Two days ago I pulled a guy and his Honda 4x4 and his shanty in off of Houghton Lake. Unfortunate situation, he had left something plugged in to the accessory outlet and drained the battery. What really sucked (can I say that?) is the fact that the Honda didn't have a backup recoil start. Therefore he was stuck where he was parked with no hope of getting his Honda started. I'm just stressing that you should definatley look at something that has an auxillary method of starting. I havn't looked at Hondas lately, but maybe the new ones already have the recoil starter and everything I'm telling you means squat......Maybe.
Something to consider.
Magnet


----------



## gottafish (Jan 11, 2001)

I've got 2 '01 hondas and they both have aux pull start to back up the elec start......great machines.....


----------



## 4x4_Hunter (Jan 2, 2002)

Actually, every Honda that I have owned has had an auxilary way of starting it. The older ones however don't have an auxilary recoil but they do have a kick-start lever. It is located on the right side (sitting on the machine) just to the side and bottom of the seat. The little plastic panel pops off and then it turns out to kick start it. I have used it a couple times when I had battery problems. BTW, Magnet... what machine did you use to pull in the Honda? 

4x4_Hunter


----------



## Magnet (Mar 2, 2001)

4x4,
Thanks for the info on the kick start. While I'm up fishing this weekend I'll stop by that guy's house and see if we can find the kick start. I'm sure he would appreciate it. His is a Honda Four Trax 300. I'm not sure what model year it is. It seemed to be in good shape. I pulled him with an Arctic Cat. My buddy has an older Kawasaki Big Bear 4x4 and that doesn't have a backup start. He carries a cigarette lighter deal that plugs from 1 quad to the other and is supposed to charge the battery. Don't know if it works though. Havn't had to use it yet.
Magnet


----------



## ESOX (Nov 20, 2000)

Polarises are wide, stable, comfortable and unstopable, 'nuf said.


----------



## kingfisher 11 (Jan 26, 2000)

I have the Polaris Sportsman 500, bought it new last year. I got the chance to drive a Honda this year while in Kansas. What 4X4 said was correct about the comparisons. I like my Polaris but, would also like the Honda. I think its up to what ever you plan to use it for. Tight trails..... Honda, suspension and ride.... Polaris.
So if 4x4 say to buy different then I would take his suggestion


----------



## Eastern Yooper (Nov 12, 2000)

My '95 Honda 300 4x4 has been thru the ice; plowed snow for 6 Michigan winters; logged over a thousand miles bouncing thru the woods; and most recently caught on fire.

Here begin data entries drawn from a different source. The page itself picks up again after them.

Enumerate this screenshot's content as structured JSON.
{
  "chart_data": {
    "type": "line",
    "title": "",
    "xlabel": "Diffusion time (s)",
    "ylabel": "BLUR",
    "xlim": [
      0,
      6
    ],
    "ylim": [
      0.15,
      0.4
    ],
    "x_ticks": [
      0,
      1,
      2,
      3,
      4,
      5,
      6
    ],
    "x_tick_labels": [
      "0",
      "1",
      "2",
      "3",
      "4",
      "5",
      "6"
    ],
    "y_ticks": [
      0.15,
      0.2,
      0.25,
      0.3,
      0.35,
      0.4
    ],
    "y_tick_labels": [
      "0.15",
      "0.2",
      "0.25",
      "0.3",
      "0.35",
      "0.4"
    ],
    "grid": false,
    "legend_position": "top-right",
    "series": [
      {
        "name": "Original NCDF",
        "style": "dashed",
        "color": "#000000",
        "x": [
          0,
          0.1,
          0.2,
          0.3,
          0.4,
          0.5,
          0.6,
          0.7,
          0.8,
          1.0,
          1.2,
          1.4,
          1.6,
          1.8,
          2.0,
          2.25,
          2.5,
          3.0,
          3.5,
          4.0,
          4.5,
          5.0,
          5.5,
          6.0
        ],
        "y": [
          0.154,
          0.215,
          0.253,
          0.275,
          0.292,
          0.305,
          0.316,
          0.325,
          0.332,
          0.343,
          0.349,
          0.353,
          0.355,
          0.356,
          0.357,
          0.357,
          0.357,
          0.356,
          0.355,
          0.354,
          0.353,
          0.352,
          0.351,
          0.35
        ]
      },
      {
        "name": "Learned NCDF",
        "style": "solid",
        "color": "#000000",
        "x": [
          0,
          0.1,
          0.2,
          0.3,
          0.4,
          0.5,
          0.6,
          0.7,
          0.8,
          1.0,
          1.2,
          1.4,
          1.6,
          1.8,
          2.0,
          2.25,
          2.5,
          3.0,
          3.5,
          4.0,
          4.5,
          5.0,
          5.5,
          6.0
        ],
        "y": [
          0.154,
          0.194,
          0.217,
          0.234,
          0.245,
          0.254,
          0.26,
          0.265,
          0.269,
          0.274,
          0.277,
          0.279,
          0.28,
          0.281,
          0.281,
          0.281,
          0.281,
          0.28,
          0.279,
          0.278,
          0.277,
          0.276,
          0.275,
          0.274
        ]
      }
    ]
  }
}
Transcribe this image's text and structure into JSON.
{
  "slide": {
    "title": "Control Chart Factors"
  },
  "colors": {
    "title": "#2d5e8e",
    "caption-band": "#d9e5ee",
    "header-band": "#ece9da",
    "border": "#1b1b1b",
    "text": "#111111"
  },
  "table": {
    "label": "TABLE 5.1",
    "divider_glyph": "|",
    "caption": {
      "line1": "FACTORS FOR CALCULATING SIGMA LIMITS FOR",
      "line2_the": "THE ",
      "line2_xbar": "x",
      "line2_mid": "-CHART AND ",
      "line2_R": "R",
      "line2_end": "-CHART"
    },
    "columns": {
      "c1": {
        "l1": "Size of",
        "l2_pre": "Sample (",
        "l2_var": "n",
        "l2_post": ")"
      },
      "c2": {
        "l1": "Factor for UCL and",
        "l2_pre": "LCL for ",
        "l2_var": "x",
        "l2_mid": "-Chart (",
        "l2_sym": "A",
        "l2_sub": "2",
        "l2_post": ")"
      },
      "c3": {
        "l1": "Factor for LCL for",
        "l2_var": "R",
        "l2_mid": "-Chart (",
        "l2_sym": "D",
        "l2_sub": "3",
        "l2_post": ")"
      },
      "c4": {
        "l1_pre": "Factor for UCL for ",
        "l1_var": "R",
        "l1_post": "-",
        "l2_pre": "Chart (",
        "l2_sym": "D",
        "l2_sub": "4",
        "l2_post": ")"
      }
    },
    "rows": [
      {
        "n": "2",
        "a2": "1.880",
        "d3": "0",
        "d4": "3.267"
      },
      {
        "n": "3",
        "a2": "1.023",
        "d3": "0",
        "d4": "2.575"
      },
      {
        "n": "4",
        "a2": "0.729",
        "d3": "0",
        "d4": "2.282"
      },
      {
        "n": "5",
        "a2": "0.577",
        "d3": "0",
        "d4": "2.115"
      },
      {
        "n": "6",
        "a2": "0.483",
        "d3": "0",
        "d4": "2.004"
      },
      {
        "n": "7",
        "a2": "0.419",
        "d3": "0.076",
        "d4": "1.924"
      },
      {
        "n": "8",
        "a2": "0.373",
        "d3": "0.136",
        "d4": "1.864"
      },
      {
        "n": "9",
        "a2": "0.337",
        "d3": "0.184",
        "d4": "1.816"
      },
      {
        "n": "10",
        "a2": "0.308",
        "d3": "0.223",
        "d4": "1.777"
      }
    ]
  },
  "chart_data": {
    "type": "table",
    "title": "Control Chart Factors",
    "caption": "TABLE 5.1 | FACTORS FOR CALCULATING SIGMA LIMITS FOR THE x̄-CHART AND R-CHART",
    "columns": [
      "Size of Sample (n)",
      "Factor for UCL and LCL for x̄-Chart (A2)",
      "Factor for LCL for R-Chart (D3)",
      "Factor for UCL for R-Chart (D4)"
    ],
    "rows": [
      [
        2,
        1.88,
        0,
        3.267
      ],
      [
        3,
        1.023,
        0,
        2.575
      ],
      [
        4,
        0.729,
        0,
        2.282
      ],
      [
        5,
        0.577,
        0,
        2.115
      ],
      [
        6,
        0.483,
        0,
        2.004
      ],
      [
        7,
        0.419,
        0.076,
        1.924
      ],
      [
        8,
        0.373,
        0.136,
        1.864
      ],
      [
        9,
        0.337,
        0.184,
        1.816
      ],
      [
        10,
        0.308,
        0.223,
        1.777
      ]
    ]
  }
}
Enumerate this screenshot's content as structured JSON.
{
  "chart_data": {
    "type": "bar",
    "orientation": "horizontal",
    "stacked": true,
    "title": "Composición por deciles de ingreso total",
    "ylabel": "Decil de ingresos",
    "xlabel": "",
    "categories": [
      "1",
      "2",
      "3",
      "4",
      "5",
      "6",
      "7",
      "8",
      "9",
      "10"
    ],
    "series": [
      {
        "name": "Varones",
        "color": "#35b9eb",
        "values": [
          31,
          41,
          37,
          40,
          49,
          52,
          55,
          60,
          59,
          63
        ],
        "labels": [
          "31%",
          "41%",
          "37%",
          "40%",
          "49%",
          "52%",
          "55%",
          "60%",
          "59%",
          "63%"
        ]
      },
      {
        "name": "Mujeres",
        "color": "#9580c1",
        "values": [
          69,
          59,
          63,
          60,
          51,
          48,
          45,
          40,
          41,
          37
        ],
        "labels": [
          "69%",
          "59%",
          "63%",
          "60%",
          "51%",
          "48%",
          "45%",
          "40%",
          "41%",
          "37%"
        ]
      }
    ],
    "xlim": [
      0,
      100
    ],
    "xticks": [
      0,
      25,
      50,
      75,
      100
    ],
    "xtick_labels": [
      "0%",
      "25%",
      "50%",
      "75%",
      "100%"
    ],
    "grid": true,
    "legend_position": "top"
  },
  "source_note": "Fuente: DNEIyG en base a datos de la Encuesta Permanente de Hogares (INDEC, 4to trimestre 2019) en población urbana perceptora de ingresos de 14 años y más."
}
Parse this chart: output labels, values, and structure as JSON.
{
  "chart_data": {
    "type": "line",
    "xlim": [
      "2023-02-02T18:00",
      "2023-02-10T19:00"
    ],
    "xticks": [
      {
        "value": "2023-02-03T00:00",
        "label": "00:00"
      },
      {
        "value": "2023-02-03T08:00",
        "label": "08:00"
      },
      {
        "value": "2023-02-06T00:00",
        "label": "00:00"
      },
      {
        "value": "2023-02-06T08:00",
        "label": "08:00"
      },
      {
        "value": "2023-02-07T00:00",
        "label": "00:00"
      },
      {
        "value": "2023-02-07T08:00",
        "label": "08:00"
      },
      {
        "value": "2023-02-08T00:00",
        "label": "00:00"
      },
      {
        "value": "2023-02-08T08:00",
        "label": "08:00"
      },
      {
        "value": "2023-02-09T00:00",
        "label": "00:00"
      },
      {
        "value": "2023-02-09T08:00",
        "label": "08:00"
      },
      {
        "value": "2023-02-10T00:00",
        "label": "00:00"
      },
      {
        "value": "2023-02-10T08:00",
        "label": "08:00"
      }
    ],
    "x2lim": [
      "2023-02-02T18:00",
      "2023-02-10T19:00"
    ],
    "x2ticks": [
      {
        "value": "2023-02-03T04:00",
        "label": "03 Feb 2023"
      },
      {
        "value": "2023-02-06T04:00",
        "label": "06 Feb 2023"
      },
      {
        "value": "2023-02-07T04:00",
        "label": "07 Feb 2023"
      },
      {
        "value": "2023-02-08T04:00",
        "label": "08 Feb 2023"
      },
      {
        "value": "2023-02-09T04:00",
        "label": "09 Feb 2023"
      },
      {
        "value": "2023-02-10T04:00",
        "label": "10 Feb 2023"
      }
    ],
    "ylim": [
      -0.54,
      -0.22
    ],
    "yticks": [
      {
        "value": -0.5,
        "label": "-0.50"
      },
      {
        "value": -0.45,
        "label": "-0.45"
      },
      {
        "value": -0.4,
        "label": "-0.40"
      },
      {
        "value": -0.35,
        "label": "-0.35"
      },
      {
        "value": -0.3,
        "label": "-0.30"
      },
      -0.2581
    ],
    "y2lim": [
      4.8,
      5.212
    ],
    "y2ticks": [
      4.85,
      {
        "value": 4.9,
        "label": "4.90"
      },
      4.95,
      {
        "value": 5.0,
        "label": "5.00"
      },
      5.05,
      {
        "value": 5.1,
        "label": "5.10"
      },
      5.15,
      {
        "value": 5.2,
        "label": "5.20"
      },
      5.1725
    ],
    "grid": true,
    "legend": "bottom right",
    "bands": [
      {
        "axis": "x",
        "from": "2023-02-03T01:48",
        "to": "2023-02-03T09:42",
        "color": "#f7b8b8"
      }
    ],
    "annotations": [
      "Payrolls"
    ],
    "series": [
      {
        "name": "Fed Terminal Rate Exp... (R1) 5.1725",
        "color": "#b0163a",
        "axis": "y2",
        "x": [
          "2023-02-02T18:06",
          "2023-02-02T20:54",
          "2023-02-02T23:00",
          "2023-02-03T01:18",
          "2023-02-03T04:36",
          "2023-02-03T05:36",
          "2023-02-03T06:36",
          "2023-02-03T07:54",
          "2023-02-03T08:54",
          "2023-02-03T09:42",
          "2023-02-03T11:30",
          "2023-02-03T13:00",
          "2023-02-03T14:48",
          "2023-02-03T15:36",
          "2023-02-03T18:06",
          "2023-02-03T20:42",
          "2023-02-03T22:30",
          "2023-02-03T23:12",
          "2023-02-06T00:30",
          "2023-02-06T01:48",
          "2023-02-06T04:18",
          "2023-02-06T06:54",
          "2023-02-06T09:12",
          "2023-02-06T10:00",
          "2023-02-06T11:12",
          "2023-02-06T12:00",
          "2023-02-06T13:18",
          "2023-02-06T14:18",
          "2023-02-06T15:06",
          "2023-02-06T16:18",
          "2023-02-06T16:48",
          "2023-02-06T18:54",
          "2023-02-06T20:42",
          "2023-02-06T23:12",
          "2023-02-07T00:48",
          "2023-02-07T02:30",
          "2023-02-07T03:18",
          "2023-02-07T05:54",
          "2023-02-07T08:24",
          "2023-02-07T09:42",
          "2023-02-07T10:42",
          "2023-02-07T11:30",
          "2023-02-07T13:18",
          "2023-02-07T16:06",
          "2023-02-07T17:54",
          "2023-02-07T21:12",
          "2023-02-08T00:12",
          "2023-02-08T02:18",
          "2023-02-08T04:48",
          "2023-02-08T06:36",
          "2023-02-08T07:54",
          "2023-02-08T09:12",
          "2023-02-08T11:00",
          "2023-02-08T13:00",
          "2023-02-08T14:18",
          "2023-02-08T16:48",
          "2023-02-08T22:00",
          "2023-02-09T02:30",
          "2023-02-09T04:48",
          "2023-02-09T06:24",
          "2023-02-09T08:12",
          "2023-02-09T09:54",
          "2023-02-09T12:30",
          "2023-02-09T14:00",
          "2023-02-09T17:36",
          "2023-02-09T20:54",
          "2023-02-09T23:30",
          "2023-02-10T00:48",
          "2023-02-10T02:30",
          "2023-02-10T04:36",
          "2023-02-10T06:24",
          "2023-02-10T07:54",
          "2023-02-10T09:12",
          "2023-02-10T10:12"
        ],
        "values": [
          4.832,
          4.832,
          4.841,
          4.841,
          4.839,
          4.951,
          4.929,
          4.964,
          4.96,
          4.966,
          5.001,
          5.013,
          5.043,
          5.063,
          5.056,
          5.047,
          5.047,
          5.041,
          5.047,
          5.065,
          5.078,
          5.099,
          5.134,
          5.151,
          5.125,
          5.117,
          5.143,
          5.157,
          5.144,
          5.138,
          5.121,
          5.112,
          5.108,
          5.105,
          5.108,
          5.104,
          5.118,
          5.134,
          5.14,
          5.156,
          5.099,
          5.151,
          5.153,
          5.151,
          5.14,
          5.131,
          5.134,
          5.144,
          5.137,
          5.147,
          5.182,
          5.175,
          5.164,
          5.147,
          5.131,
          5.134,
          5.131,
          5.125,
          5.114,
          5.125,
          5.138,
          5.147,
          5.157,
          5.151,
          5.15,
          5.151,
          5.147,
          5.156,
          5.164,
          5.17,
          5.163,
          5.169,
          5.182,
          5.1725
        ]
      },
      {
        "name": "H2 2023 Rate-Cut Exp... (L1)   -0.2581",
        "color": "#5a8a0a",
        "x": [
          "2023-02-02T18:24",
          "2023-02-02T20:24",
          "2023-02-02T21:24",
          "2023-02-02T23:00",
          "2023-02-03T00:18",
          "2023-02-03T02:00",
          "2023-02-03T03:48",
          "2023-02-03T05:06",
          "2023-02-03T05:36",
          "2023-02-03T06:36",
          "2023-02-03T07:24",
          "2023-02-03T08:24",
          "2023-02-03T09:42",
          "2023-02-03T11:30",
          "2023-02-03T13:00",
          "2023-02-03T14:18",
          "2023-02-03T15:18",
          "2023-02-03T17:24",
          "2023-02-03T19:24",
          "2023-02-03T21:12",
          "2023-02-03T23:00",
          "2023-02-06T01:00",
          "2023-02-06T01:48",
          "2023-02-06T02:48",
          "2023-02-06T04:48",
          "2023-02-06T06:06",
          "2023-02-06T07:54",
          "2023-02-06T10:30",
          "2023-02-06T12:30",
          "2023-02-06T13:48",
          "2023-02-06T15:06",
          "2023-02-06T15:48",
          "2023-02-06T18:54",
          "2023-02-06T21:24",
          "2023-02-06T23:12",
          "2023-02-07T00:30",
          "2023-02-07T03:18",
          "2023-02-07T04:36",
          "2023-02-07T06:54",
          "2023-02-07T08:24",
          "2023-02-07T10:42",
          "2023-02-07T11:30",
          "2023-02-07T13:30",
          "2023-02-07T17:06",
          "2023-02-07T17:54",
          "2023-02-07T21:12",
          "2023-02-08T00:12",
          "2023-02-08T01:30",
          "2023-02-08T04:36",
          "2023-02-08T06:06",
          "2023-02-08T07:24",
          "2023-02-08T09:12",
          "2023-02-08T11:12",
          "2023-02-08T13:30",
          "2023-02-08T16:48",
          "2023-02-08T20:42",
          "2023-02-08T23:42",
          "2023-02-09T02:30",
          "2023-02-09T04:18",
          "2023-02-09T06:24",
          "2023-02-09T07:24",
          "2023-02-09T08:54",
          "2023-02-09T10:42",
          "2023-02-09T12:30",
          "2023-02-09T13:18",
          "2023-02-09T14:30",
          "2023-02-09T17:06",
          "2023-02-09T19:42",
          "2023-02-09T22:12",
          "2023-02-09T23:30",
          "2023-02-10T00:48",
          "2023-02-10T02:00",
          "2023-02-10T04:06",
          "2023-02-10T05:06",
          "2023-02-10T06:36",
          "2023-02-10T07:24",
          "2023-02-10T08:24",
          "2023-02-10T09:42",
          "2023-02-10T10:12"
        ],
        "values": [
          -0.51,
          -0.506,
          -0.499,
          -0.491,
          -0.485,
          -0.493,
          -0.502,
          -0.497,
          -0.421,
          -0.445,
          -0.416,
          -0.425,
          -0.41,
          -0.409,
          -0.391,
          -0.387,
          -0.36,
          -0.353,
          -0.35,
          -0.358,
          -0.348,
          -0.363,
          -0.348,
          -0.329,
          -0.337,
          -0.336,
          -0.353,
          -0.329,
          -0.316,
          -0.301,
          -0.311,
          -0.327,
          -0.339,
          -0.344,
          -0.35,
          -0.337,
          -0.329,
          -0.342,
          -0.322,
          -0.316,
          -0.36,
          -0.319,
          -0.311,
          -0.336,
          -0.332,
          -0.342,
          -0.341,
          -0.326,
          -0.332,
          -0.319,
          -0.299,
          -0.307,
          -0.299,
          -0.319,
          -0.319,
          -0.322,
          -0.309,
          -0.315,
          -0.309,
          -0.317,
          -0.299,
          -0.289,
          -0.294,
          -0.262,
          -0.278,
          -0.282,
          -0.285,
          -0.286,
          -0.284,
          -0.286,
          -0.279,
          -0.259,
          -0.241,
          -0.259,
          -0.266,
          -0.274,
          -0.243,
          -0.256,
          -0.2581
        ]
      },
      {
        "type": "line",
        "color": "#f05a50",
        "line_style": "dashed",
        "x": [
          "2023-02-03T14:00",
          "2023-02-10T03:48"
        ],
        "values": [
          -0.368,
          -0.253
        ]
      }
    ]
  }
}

It hasn't ever missed a beat or let me down.

My eye has been on the 500 Rubicon: I like the 'true' automatic tranny, versus the belt drive all the other makers use. It also has a 2wd or 4wd shifting option.

Just can't justify getting rid of my 4 TRX yet tho.

BTW: Besides having a kick-start as previously mentioned, there is also a decompression lever that makes kick-starting the bike 'easier'. It is located atop the right side of the engine: Lift it up prior to kick starting. Remember: You have to remove the small plastic body cover on the right side to access the starter.


----------



## ecbaatz (Apr 13, 2001)

Recommend carrying a set of jumper cables. I have a small set that carry. They say you can start a car with them, not really sure but they seem perfect for an atv.

Picked them up at an auto parts store.


----------